Consider the following to assess where you are.

Are you available?

Part 1

Stop placing yourself on hold for a maybe. Maybe he’ll want more. Maybe he won’t. I’m a firm believer in the fact that if a man wants you, he’ll do something to make his intentions clear. But you have to make sure that you’re honest, wise and discerning if he wants you or just access to you. You have to understand that you being a good catch won’t make a man’s pursuit of you honorable. He has to come with his own honor, independent of you. In other words, your goodness won’t make him good. And just because you can have a good time with him, doesn’t mean you can build a good life with him. I must be brutally honest, as I reflect on my own past. Sometimes, we create our own relational misfortunes by trying to be the right one for the wrong one. You fully understand the plan that God has for you (even when you keep veering off the path to do your own thing your own way). And instead of you being all in God’s way, you straddle the fence trying to hold onto the benefits of God and a piece of the world at the same time. Tip-toeing into the world to find love, then try to drag him to God to fix him and your relationship when there’s trouble in paradise. And you find out again, that oil and water still don’t mix. God’s way is right.

Part 2

Have you assessed your baggage? Are you healed or free from past experiences?
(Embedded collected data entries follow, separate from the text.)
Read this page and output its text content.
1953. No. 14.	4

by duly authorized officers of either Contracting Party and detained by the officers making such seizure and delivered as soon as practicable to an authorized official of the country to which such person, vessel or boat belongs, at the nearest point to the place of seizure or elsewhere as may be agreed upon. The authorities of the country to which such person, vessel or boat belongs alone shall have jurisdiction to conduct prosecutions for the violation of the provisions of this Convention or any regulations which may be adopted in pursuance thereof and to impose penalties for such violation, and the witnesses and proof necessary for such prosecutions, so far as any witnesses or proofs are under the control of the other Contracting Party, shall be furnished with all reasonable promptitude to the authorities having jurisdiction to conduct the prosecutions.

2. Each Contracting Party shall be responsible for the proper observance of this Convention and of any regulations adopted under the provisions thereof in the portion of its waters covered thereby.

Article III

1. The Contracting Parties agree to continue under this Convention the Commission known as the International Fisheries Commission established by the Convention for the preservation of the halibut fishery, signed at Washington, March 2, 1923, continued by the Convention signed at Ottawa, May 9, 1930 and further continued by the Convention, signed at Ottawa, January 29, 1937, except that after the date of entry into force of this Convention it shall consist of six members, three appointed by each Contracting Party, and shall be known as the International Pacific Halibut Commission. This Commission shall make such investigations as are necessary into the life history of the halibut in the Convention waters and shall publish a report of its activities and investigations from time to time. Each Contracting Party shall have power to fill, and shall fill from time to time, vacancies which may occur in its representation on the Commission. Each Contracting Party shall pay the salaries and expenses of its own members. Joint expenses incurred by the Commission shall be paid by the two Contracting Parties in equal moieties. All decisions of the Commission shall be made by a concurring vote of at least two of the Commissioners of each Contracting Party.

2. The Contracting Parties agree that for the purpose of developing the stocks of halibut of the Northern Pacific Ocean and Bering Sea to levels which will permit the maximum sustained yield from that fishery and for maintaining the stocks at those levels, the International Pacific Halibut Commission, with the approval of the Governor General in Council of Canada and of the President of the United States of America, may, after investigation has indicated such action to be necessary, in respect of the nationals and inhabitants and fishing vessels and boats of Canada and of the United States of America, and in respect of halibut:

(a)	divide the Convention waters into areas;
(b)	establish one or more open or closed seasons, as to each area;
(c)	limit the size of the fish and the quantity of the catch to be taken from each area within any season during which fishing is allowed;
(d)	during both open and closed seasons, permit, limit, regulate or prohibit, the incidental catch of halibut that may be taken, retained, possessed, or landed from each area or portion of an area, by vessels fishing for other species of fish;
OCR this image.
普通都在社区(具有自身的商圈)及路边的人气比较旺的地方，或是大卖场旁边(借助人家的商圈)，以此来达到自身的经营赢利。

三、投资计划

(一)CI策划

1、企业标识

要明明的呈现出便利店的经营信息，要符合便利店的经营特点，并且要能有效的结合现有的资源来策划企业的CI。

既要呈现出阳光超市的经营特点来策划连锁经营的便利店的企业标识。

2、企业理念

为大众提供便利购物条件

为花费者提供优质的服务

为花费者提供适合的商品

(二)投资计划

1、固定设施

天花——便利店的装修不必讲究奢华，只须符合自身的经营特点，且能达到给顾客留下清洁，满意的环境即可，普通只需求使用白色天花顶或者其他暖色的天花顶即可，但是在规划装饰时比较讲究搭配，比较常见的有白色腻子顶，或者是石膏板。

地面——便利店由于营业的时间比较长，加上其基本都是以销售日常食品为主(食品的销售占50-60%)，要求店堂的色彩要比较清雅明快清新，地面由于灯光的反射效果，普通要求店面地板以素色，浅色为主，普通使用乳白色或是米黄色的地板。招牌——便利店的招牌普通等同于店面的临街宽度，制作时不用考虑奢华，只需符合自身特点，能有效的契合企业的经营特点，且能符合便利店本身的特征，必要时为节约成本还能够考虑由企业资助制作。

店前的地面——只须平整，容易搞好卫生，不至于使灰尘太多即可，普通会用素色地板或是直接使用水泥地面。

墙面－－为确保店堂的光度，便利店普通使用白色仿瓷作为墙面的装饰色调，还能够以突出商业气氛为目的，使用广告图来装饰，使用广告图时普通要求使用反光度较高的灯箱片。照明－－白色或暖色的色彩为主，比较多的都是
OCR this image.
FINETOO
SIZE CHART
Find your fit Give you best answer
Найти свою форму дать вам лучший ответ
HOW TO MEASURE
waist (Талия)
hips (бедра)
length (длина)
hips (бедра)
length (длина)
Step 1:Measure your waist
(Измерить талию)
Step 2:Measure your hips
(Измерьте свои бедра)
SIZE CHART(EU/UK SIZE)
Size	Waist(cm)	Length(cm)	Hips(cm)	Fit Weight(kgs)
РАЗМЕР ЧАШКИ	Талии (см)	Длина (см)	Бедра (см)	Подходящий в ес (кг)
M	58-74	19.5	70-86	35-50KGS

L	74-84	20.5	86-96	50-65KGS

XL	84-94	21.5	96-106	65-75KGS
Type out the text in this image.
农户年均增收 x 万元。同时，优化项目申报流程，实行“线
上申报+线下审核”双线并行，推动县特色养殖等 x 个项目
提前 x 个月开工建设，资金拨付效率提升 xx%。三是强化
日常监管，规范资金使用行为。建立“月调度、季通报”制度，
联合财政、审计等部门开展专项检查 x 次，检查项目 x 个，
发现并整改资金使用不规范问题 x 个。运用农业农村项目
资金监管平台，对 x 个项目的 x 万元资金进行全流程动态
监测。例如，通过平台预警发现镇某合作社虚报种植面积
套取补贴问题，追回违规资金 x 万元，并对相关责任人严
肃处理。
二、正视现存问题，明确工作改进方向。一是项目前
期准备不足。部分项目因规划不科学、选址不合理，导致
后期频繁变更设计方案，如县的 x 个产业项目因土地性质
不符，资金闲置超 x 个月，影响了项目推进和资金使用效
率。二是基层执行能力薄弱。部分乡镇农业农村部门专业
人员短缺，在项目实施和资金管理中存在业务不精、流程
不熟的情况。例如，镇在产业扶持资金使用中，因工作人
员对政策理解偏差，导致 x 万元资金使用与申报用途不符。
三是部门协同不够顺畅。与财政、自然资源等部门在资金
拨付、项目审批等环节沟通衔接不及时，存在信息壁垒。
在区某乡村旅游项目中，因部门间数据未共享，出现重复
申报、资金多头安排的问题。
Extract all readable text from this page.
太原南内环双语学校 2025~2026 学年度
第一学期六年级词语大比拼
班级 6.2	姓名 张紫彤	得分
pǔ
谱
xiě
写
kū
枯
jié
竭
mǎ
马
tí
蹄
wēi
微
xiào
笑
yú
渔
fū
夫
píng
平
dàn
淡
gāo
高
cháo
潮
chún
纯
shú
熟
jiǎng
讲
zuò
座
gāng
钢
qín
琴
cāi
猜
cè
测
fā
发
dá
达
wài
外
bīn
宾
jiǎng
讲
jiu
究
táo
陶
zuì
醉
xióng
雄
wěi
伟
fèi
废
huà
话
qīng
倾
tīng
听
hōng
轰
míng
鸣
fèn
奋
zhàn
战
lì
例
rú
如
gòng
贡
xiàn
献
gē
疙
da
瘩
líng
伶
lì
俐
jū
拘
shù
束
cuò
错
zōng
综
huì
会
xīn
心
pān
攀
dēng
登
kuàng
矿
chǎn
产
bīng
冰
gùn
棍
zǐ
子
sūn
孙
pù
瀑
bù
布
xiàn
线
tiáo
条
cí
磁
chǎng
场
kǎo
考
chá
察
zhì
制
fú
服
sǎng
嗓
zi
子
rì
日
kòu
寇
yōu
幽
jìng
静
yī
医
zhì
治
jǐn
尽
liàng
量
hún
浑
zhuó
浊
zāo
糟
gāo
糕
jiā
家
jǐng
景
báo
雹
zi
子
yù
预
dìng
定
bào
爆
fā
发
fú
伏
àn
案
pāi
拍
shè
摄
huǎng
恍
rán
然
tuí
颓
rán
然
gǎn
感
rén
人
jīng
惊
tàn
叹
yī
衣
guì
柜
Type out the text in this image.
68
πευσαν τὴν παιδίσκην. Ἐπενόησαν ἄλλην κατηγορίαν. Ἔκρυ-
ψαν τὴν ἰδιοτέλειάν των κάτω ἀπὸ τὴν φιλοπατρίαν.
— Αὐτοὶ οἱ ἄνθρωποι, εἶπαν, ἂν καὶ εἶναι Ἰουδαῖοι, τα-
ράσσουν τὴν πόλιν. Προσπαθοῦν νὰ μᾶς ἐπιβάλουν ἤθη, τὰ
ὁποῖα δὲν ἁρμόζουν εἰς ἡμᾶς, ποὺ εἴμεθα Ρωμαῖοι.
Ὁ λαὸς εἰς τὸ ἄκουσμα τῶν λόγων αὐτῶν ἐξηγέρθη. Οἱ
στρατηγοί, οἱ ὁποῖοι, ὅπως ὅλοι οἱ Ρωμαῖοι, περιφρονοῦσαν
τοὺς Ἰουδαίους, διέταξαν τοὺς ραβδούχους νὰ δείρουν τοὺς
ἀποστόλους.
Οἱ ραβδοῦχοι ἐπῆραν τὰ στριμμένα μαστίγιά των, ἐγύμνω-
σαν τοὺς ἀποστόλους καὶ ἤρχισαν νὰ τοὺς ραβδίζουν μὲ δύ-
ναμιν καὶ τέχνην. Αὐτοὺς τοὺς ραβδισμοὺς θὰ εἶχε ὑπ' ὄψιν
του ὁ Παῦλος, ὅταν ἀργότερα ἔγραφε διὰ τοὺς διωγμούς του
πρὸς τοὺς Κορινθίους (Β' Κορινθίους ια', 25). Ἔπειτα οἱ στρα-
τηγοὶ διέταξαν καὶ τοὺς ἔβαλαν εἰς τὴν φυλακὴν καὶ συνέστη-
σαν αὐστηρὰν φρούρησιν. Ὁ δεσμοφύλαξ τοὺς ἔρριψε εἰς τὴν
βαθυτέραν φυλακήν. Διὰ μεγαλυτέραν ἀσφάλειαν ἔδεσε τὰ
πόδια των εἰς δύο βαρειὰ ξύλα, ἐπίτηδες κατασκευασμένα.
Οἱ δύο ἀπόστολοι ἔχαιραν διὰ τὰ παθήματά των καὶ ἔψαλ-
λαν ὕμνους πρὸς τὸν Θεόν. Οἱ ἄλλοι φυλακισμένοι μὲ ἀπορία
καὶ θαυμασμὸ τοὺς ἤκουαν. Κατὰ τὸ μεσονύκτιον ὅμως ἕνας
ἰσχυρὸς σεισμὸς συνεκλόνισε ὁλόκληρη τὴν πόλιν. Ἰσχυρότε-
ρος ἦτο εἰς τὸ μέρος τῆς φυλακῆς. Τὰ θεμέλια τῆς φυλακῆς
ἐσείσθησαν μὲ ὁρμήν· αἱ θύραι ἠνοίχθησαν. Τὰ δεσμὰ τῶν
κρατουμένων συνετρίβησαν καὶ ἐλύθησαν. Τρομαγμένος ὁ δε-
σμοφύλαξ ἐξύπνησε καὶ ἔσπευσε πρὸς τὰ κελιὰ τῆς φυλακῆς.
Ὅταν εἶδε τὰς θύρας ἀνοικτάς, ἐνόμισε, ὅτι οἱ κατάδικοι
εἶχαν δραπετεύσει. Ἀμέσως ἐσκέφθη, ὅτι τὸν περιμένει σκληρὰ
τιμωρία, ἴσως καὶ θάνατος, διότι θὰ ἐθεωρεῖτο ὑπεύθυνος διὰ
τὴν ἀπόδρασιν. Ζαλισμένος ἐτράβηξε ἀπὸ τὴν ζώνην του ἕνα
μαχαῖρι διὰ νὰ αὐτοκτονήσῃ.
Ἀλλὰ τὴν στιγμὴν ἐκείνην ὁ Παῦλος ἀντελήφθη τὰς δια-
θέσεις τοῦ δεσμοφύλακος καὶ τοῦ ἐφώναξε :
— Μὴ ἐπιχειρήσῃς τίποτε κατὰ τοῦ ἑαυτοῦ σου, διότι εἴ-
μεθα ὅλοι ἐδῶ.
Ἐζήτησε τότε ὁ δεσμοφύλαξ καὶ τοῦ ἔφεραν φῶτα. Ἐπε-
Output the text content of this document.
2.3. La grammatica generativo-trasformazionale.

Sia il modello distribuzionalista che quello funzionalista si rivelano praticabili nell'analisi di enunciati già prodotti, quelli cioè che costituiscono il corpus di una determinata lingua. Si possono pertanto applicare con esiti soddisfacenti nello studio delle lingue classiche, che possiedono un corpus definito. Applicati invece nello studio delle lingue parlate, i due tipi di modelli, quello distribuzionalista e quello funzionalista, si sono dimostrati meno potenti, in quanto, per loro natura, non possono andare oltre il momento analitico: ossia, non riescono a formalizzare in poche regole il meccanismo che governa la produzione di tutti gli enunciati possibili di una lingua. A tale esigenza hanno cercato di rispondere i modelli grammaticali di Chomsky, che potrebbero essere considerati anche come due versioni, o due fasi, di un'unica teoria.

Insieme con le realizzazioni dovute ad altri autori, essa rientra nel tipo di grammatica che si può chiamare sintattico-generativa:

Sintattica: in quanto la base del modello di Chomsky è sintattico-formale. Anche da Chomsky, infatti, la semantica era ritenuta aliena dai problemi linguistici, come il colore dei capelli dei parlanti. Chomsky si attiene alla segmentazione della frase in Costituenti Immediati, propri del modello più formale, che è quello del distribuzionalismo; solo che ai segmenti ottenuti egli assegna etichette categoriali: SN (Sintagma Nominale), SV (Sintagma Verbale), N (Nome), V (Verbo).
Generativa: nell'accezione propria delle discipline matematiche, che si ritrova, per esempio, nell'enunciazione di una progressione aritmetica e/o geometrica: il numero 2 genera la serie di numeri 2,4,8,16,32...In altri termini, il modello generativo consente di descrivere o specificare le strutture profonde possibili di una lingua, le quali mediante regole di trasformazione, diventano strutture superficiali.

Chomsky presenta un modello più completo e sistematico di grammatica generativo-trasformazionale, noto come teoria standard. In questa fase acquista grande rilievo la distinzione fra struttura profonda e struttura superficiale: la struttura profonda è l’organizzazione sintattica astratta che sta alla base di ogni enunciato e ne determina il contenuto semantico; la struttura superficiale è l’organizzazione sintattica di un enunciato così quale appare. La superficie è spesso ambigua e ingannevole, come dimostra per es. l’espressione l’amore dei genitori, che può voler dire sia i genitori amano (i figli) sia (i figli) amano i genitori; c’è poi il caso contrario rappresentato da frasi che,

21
Will the new man have to be punished for what the old man did? I do believe that some past failed relationships can create a degree of relational (and sometimes, personal) insecurities. The new man can be instrumental in helping you heal and regain a sense of security. But he’s not responsible for your healing. That’s your responsibility. You should already be on a healing journey before you enter into a new relationship. And way too often, instead of us waiting on God, we move ahead and get into relationships that will further exploit our previous brokenness. And this habitual, irresponsible cycle pulls you further out of God’s will. It numbs you emotionally and conditions you to keep attaching yourself to “Mr. Right Now” because something is better than nothing. You’ll keep settling for company at the expense of commitment. And you’ll settle for a commitment at the expense of a covenant.

Part 3

Are you still tied to being available for “him” when he’s only expressed interest, but has yet to really invest in you? Who is “him”? “Him” is that dude that you really want to be The One, even though you know he’s toxic. And if he’s not necessarily toxic, he’s done nothing worthwhile to have your attention the way he does. But for some reason, a part of you just can’t keep him off your mind. This reminds me of the song by Jasmine Sullivan, I’m In Love With Someone Else. She’s telling the right man that she’s not available for him, because she’s in love with the wrong man. She admits that he feeds her flesh, but starves her soul. Jasmine knew he wasn’t good for her. She was honest about it. But many women aren’t. Too many have convinced themselves that the man they want is good for them. Not because he is, but because that’s what she has to convince herself of to keep him in her life. This is why some of us need to check our appetites. You can’t keep eating a junk food diet expecting to get the nutrition that you need to be healthy. Most won’t have a “Jasmine” conversation with the right man or even with themselves. But you have a “Jasmine” heart. You’re being led and deceived by your own unhealthy appetites for love, affection and attention. And you’re unable to discern what’s good for you because you’re in our flesh. I learned this the hard way. For myself, I could not have chosen a healthy man because I wasn’t a healthy woman. My flesh had me sick. And I thought it was the man that was making me sick. Nope! I was already sick. Those bad relationships and toxic men just exposed that I was sick.

So…. Ask yourself…. Am I really available?